I put the boat on autopilot, looked around and seeing nothing went below to double check on the engine. Oil smoke was burning off the engine and filling the cabin.
At that point I decided it was time to turn around. So about 2000 hours local time I awakened them and told them my decision. I suspect they were both disappointed, but neither let on. I brought the boat back around and Nick joined me in the cockpit to help me watch for traffic.
We slogged against currents coming out, and falling tides (again), into a bright, moon-lit night, looking for markers. At the last moment I decided against attempting the Western Bar in the dark and headed for the secondary shipping channel, giving me plenty of water, but adding 3-4 miles on our trip in against the currents.
I contacted Jay and he and Kevin would meet us at the transient dock (after they determined there was a slot open). We arrived about 2340 and tied off on the T-dock for the night, hoping to move in the morning. Nick decided to go home, called his parents who picked him us, I connected electricity and we still had SW winds. They never switched to come from the North.

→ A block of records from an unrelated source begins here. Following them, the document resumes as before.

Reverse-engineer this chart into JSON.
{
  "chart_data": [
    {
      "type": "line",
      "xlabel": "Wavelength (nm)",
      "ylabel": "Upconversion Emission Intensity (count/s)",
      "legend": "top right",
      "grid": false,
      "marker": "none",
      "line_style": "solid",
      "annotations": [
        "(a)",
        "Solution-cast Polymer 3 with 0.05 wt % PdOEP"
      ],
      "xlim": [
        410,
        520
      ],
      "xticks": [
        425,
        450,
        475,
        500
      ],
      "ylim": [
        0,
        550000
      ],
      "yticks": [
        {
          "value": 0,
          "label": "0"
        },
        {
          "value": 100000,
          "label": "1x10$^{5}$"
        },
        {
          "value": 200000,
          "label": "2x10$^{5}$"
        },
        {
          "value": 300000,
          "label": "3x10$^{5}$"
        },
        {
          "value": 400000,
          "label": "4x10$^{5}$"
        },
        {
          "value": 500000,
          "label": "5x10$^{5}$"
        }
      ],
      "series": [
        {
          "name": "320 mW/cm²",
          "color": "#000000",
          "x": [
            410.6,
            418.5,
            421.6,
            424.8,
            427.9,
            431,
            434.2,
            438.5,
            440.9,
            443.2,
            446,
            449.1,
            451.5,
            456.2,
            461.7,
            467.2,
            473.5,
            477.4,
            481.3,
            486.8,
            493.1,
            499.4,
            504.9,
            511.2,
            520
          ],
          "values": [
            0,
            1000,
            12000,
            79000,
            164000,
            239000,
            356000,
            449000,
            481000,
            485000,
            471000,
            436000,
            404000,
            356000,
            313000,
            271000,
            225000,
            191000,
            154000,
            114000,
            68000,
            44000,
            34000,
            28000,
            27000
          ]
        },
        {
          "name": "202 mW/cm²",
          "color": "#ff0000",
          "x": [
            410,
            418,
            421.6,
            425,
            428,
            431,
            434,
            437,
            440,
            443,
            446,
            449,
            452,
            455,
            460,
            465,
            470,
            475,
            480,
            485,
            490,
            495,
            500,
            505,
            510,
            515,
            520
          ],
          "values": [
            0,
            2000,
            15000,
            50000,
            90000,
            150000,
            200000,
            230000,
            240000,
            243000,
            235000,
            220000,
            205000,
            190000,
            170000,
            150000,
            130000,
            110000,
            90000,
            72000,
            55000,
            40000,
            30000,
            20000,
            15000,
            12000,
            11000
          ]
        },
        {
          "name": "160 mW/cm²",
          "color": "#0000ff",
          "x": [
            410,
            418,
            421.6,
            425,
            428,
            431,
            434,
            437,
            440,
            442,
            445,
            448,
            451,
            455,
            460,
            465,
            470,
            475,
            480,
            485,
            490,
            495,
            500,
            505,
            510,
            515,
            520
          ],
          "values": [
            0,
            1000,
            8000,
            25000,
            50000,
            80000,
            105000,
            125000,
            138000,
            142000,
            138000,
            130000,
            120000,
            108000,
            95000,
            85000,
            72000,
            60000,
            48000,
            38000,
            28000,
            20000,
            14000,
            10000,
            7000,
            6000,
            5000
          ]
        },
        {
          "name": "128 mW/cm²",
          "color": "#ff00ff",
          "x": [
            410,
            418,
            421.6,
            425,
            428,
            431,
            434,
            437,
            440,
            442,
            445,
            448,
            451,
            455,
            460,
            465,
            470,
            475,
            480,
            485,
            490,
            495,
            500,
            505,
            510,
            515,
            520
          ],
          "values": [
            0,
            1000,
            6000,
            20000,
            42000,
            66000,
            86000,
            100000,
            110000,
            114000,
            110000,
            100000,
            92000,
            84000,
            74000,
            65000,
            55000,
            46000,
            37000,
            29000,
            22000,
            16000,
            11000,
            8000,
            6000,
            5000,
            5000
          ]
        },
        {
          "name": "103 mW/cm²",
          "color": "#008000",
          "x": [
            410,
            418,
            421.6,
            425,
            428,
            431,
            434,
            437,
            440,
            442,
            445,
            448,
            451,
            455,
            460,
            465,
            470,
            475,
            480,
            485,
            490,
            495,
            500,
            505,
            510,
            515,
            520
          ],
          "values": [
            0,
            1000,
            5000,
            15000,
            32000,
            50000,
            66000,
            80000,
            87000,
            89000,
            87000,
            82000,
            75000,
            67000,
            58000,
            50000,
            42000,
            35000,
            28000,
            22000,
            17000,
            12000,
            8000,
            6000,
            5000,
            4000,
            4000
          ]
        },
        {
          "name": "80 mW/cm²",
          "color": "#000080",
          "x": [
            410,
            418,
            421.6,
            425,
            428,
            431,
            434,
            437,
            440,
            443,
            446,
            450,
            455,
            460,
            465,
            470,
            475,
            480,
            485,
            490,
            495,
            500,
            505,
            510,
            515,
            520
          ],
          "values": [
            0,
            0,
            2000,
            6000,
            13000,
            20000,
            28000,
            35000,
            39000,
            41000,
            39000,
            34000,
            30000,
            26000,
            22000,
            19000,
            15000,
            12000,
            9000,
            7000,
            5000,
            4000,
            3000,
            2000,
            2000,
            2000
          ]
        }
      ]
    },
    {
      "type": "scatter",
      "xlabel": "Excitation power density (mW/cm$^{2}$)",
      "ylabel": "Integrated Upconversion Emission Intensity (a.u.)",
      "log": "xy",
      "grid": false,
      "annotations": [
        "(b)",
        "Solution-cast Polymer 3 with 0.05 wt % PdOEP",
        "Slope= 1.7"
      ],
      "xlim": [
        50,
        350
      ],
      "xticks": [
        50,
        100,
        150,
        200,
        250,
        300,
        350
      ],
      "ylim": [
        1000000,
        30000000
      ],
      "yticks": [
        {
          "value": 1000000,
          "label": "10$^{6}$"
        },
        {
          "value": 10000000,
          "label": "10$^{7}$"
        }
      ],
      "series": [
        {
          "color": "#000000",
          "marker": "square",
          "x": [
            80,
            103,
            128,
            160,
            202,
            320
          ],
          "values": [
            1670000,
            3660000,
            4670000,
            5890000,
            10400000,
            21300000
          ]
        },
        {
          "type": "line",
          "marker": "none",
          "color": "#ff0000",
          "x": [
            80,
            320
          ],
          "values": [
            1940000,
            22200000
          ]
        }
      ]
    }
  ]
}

The temperature was beginning to drop, but wasn’t uncomfortable yet. About 0145 Sunday morning something awakened me. It was the wind. It had finally clocked around out of the north and was blowing hard.
It was the wind I was hoping would be there about 1400 the day before to propel us south. I’d have taken us in at Little River or on to Charleston, SC. Alas, that didn’t happen.

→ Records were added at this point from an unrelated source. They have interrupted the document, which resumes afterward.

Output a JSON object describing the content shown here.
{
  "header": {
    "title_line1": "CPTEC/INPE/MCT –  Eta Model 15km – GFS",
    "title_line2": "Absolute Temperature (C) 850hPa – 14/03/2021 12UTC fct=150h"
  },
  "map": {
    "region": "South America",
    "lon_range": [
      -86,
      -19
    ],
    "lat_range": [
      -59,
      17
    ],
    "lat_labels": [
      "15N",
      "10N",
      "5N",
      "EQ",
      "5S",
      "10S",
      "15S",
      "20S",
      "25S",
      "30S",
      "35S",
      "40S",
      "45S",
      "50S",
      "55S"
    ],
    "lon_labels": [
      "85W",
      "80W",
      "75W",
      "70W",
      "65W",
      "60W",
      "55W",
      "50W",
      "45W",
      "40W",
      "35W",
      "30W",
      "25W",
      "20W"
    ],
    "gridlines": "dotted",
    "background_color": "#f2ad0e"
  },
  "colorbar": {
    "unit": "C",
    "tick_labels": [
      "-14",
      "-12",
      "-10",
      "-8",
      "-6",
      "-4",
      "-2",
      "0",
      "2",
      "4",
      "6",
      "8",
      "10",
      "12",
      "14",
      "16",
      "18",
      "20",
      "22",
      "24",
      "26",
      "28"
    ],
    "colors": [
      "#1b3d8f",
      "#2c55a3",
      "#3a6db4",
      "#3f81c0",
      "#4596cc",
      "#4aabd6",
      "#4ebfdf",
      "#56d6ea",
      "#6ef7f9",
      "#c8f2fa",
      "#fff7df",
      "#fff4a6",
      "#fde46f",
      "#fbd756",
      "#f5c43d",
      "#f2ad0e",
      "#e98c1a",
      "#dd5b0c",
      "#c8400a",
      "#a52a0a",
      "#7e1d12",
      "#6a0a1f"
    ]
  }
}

The next day early on, one of the other boats was coming back in under tow, the marina was a bit mad at me for taking up the only slot, but I couldn’t get in at low tide (and I was NOT going to get up at 0500 to try to bring the boat in after what I’d just been through, exhausted, bringing the boat back in the ICW in the dark).

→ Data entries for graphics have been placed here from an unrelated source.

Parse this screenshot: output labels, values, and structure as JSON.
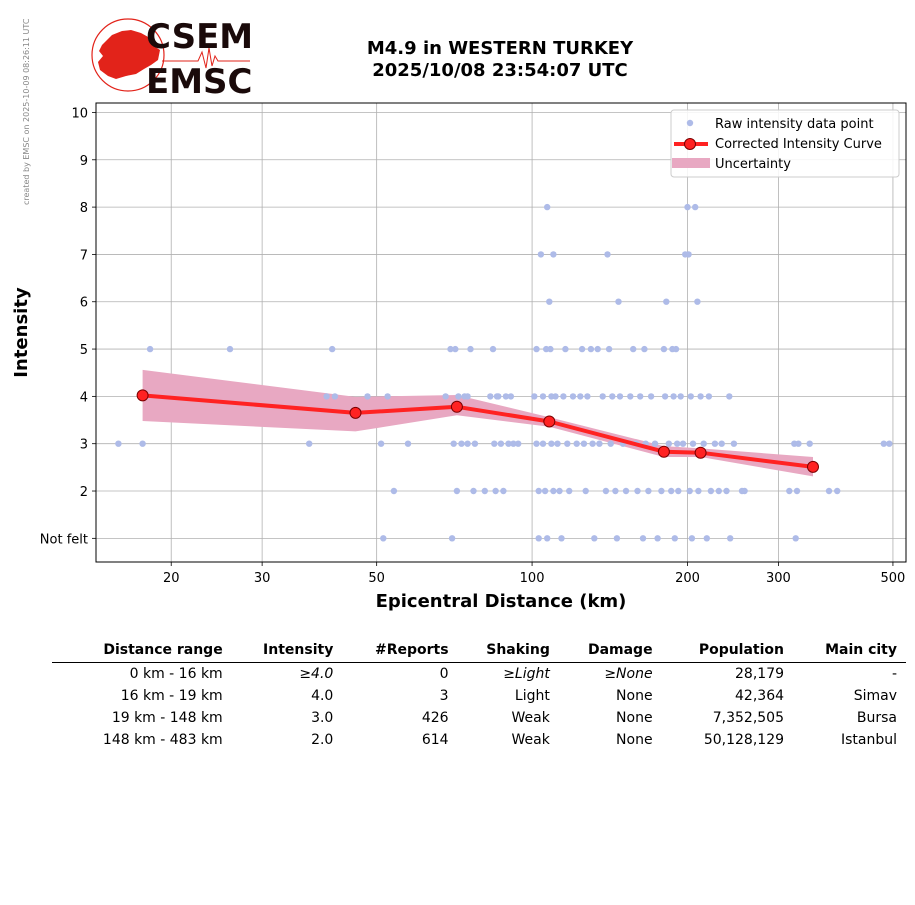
{
  "credit": "created by EMSC on 2025-10-09 08:26:11 UTC",
  "logo": {
    "line1": "CSEM",
    "line2": "EMSC",
    "color": "#e2231a"
  },
  "title": {
    "line1": "M4.9 in WESTERN TURKEY",
    "line2": "2025/10/08 23:54:07 UTC"
  },
  "chart_data": {
    "type": "scatter",
    "xlabel": "Epicentral Distance (km)",
    "ylabel": "Intensity",
    "xscale": "log",
    "xlim": [
      14.3,
      530
    ],
    "ylim": [
      0.5,
      10.2
    ],
    "xticks": [
      20,
      30,
      50,
      100,
      200,
      300,
      500
    ],
    "yticks": [
      1,
      2,
      3,
      4,
      5,
      6,
      7,
      8,
      9,
      10
    ],
    "ytick_labels": [
      "Not felt",
      "2",
      "3",
      "4",
      "5",
      "6",
      "7",
      "8",
      "9",
      "10"
    ],
    "grid": true,
    "legend_position": "top-right",
    "legend": [
      "Raw intensity data point",
      "Corrected Intensity Curve",
      "Uncertainty"
    ],
    "colors": {
      "raw": "#aebbe8",
      "curve": "#ff2222",
      "marker_edge": "#7a0000",
      "uncertainty": "#e8a8c2"
    },
    "raw_points": [
      [
        15.8,
        3
      ],
      [
        17.6,
        3
      ],
      [
        18.2,
        5
      ],
      [
        26,
        5
      ],
      [
        37,
        3
      ],
      [
        41,
        5
      ],
      [
        40,
        4
      ],
      [
        41.5,
        4
      ],
      [
        48,
        4
      ],
      [
        51,
        3
      ],
      [
        51.5,
        1
      ],
      [
        52.5,
        4
      ],
      [
        54,
        2
      ],
      [
        57.5,
        3
      ],
      [
        68,
        4
      ],
      [
        69.5,
        5
      ],
      [
        70,
        1
      ],
      [
        70.5,
        3
      ],
      [
        71,
        5
      ],
      [
        71.5,
        2
      ],
      [
        72,
        4
      ],
      [
        73,
        3
      ],
      [
        74,
        4
      ],
      [
        75,
        4
      ],
      [
        75,
        3
      ],
      [
        76,
        5
      ],
      [
        77,
        2
      ],
      [
        77.5,
        3
      ],
      [
        81,
        2
      ],
      [
        83,
        4
      ],
      [
        84,
        5
      ],
      [
        84.5,
        3
      ],
      [
        85,
        2
      ],
      [
        85.5,
        4
      ],
      [
        86,
        4
      ],
      [
        87,
        3
      ],
      [
        88,
        2
      ],
      [
        89,
        4
      ],
      [
        90,
        3
      ],
      [
        91,
        4
      ],
      [
        92,
        3
      ],
      [
        94,
        3
      ],
      [
        101,
        4
      ],
      [
        102,
        5
      ],
      [
        102,
        3
      ],
      [
        103,
        2
      ],
      [
        103,
        1
      ],
      [
        104,
        7
      ],
      [
        105,
        4
      ],
      [
        105,
        3
      ],
      [
        106,
        2
      ],
      [
        106.5,
        5
      ],
      [
        107,
        8
      ],
      [
        107,
        1
      ],
      [
        108,
        6
      ],
      [
        108.5,
        5
      ],
      [
        109,
        4
      ],
      [
        109,
        3
      ],
      [
        110,
        7
      ],
      [
        110,
        2
      ],
      [
        111,
        4
      ],
      [
        112,
        3
      ],
      [
        113,
        2
      ],
      [
        114,
        1
      ],
      [
        115,
        4
      ],
      [
        116,
        5
      ],
      [
        117,
        3
      ],
      [
        118,
        2
      ],
      [
        120,
        4
      ],
      [
        122,
        3
      ],
      [
        124,
        4
      ],
      [
        125,
        5
      ],
      [
        126,
        3
      ],
      [
        127,
        2
      ],
      [
        128,
        4
      ],
      [
        130,
        5
      ],
      [
        131,
        3
      ],
      [
        132,
        1
      ],
      [
        134,
        5
      ],
      [
        135,
        3
      ],
      [
        137,
        4
      ],
      [
        139,
        2
      ],
      [
        140,
        7
      ],
      [
        141,
        5
      ],
      [
        142,
        3
      ],
      [
        143,
        4
      ],
      [
        145,
        2
      ],
      [
        146,
        1
      ],
      [
        147,
        6
      ],
      [
        148,
        4
      ],
      [
        150,
        3
      ],
      [
        152,
        2
      ],
      [
        155,
        4
      ],
      [
        157,
        5
      ],
      [
        159,
        3
      ],
      [
        160,
        2
      ],
      [
        162,
        4
      ],
      [
        164,
        1
      ],
      [
        165,
        5
      ],
      [
        166,
        3
      ],
      [
        168,
        2
      ],
      [
        170,
        4
      ],
      [
        173,
        3
      ],
      [
        175,
        1
      ],
      [
        178,
        2
      ],
      [
        180,
        5
      ],
      [
        181,
        4
      ],
      [
        182,
        6
      ],
      [
        184,
        3
      ],
      [
        186,
        2
      ],
      [
        187,
        5
      ],
      [
        188,
        4
      ],
      [
        189,
        1
      ],
      [
        190,
        5
      ],
      [
        191,
        3
      ],
      [
        192,
        2
      ],
      [
        194,
        4
      ],
      [
        196,
        3
      ],
      [
        198,
        7
      ],
      [
        200,
        8
      ],
      [
        201,
        7
      ],
      [
        202,
        2
      ],
      [
        203,
        4
      ],
      [
        204,
        1
      ],
      [
        205,
        3
      ],
      [
        207,
        8
      ],
      [
        209,
        6
      ],
      [
        210,
        2
      ],
      [
        212,
        4
      ],
      [
        215,
        3
      ],
      [
        218,
        1
      ],
      [
        220,
        4
      ],
      [
        222,
        2
      ],
      [
        226,
        3
      ],
      [
        230,
        2
      ],
      [
        233,
        3
      ],
      [
        238,
        2
      ],
      [
        241,
        4
      ],
      [
        242,
        1
      ],
      [
        246,
        3
      ],
      [
        255,
        2
      ],
      [
        258,
        2
      ],
      [
        315,
        2
      ],
      [
        322,
        3
      ],
      [
        324,
        1
      ],
      [
        326,
        2
      ],
      [
        328,
        3
      ],
      [
        345,
        3
      ],
      [
        376,
        2
      ],
      [
        390,
        2
      ],
      [
        480,
        3
      ],
      [
        492,
        3
      ]
    ],
    "curve": {
      "x": [
        17.6,
        45.5,
        71.5,
        108,
        180,
        212,
        350
      ],
      "y": [
        4.02,
        3.65,
        3.78,
        3.47,
        2.83,
        2.81,
        2.51
      ]
    },
    "uncertainty": {
      "upper": [
        4.56,
        3.99,
        4.03,
        3.56,
        2.95,
        2.9,
        2.72
      ],
      "lower": [
        3.48,
        3.26,
        3.6,
        3.36,
        2.72,
        2.72,
        2.31
      ]
    }
  },
  "table": {
    "headers": [
      "Distance range",
      "Intensity",
      "#Reports",
      "Shaking",
      "Damage",
      "Population",
      "Main city"
    ],
    "rows": [
      [
        "0 km -   16 km",
        "≥4.0",
        "0",
        "≥Light",
        "≥None",
        "28,179",
        "-"
      ],
      [
        "16 km -   19 km",
        "4.0",
        "3",
        "Light",
        "None",
        "42,364",
        "Simav"
      ],
      [
        "19 km -  148 km",
        "3.0",
        "426",
        "Weak",
        "None",
        "7,352,505",
        "Bursa"
      ],
      [
        "148 km -  483 km",
        "2.0",
        "614",
        "Weak",
        "None",
        "50,128,129",
        "Istanbul"
      ]
    ]
  }
}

Fortunately, we came up with a solution and put him on the inside against the bulkhead. Apparently, they didn’t want to try getting him into his slip. Though, a week before, SeaTow put me in MY slip….
So… there are some lessons here. But, I’m not going into them all right now. Suffice it to say, I’ll make my own decisions from now on about moving the boat, no one tells me. We go when *I* know it is ready. Not before, not after. I’ll wait for a good weather window, not an “OK” weather window. I won’t start off again without having the right tides in the right places… and so many other seamanship things I already KNOW I should do, and discounted some of them.
Today, it’s 18 degrees here. We’d have been near Charleston, SC, with no heat (very little, propane heater, wood stove are insufficient at sea). We have electric heating on the boat right now, but requires AC power. Only have that running generator or shore power.
After all was said and done, I made the correct decision to come back in because had I not, three of us would have been exhausted, tired and freezing, and perhaps a danger to ourselves and others.
Apparently, some delays are simply meant to be.